Ее ладонь по-прежнему лежит на моей руке, и я хочу уйти, но также хочу, чтобы ладонь и дальше оставалась лежать вот так. И теперь я вспоминаю требование маркиза, и меня охватывает дрожь.
Я говорю:
— Вы очень добры, сеньора, но, насколько я понимаю, нам нужно кое о чем договориться.
— Ах да, — говорит Леонора. — Мой портрет. Естественно, мое лицо не должно быть видно или оно должно быть изменено. Венера когда-нибудь надевала маску?
— Мне никогда не приходилось видеть ее в таком виде, но мы что-нибудь придумаем, не сомневаюсь.
— Разумеется. Вы ведь живете на вилле Медичи? Вероятно, второй час пополудни будет самым безопасным. Весь Рим в это время спит. Давайте начнем завтра.
Я думаю про записную книжку и все дела и встречи. Невозможно!
— Только не завтра, сеньора, и, боюсь, не послезавтра. Может быть, через неделю?
— Нет, вы должны приступить к работе немедленно, — решительно говорит Леонора. — Эличе подобен большому ребенку, и сейчас он настроен на то, чтобы получить меня в образе Венеры. Со мной он решил порвать, это произойдет в ближайшие несколько недель; как вы сейчас убедитесь сами, когда мы спустимся в салон, ему вскружила голову графиня Эмилия Одескальчи, она красивее и глупее меня, и оба эти качества желательны для любовницы. Эличе отдаст меня кому-нибудь из своего окружения, чтобы успокоить свою совесть, однако перед этим он хочет получить что-нибудь в память о нашей связи, и это будет ваша картина. И не тешьте себя мыслью, что картина будет всего одна. Так что вы должны приступить к работе прямо сейчас; не думайте, что Эличе будет слушать ваши оправдания. Он человек злобный, но не дурак, и вам вряд ли захочется вызвать его недовольство, ибо вы тоже не дурак. Вам не нужен такой враг при королевском дворе в Мадриде.
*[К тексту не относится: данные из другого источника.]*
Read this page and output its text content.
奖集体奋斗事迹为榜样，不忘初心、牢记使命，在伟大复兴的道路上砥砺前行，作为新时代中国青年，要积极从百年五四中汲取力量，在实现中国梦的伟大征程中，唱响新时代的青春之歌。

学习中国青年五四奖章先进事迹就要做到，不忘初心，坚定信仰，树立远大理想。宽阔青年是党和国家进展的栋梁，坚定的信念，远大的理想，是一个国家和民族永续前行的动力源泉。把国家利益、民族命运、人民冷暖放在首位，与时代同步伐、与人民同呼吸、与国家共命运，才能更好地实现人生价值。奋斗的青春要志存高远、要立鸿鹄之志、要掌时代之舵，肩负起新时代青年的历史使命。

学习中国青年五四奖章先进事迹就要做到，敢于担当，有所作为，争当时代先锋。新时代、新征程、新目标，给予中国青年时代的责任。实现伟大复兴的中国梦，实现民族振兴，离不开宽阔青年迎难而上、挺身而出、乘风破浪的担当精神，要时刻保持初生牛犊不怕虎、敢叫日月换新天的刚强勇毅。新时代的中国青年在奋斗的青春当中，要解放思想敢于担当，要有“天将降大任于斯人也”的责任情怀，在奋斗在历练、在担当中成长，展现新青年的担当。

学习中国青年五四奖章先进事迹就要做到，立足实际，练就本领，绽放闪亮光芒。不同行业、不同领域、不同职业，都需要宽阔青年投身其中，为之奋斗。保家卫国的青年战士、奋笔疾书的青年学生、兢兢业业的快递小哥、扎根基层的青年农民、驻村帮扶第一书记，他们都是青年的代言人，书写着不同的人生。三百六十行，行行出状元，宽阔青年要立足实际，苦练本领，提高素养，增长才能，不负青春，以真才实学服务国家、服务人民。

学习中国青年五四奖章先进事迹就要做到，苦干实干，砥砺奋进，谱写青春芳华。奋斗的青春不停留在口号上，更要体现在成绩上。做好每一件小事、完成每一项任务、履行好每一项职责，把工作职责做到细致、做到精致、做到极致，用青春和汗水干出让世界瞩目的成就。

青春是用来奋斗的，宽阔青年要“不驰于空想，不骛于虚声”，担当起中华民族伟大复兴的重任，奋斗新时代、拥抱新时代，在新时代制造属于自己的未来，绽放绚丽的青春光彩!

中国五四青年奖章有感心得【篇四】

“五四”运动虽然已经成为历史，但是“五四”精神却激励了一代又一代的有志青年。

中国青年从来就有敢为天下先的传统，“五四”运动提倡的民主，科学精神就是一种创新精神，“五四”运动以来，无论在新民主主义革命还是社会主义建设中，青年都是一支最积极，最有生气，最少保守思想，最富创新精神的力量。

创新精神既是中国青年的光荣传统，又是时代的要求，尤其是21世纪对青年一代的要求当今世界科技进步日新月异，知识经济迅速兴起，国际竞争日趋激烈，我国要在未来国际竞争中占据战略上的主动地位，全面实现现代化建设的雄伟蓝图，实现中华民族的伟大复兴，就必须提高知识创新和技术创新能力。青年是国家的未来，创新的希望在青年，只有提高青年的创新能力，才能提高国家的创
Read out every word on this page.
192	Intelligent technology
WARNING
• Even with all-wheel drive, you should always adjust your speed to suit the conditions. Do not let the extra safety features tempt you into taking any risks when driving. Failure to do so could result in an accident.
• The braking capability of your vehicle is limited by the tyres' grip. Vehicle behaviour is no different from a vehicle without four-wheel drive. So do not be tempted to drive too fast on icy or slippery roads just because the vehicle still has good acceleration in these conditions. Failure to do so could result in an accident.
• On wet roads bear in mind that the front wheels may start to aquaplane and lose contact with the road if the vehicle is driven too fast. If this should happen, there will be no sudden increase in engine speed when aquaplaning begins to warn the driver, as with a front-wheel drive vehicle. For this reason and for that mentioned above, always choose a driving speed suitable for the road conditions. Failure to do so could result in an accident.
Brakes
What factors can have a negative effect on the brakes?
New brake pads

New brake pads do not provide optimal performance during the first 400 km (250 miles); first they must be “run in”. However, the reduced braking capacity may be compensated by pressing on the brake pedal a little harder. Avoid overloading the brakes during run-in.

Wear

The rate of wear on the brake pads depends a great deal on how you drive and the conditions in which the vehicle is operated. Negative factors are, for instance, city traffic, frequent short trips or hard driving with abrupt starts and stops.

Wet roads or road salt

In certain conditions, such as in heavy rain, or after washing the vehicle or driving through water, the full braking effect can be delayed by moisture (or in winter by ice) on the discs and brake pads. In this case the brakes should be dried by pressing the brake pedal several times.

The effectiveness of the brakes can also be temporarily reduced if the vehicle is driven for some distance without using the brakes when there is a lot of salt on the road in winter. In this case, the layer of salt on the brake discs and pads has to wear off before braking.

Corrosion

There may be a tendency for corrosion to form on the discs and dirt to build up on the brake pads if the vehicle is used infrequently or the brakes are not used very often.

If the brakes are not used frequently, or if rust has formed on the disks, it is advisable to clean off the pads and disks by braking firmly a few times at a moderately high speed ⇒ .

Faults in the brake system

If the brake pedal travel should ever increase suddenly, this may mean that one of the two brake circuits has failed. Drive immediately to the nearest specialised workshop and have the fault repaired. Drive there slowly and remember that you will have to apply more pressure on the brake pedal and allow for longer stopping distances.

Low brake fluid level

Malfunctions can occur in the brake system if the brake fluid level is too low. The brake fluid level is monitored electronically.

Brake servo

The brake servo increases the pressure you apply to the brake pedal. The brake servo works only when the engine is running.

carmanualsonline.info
Остаток этого дня стерся у меня из памяти. Какое-то время я провел во дворце маркиза де Эличе и выпил слишком много вина. Вернувшись к себе, я заснул, но спал плохо, мне опять снилось, как Рим превращается в преисподнюю. Слава богу, я почти ничего не помню, кроме рева и зловония, иначе я стал бы писать как тот фламандец, любимец покойного короля, Джеронимо Босх, которого, говорят, свели с ума видения вечных мук.
На следующий день я отправляю мальчишек-рассыльных с письмами всем тем, с кем я не смогу встретиться в назначенное время, но все же мне приходится лично отправиться в мастерскую, где отливают моего Лаокоона,[90]мне пришлось столько просить об этом его святейшество и кардинала-казначея, раздать столько взяток… Я должен присутствовать там, чтобы убедиться в том, что все будет сделано надлежащим образом, после чего мне нужно будет поспешить обратно, чтобы вовремя встретиться с этой про́клятой женщиной. Карета несется так быстро, как только это возможно на узких улочках, скользких от холодного дождя; от этой промозглой римской зимы у меня ноют кости. Когда я вхожу в виллу, колокола бьют два часа; здесь тихо, как в гробнице, наступила сиеста.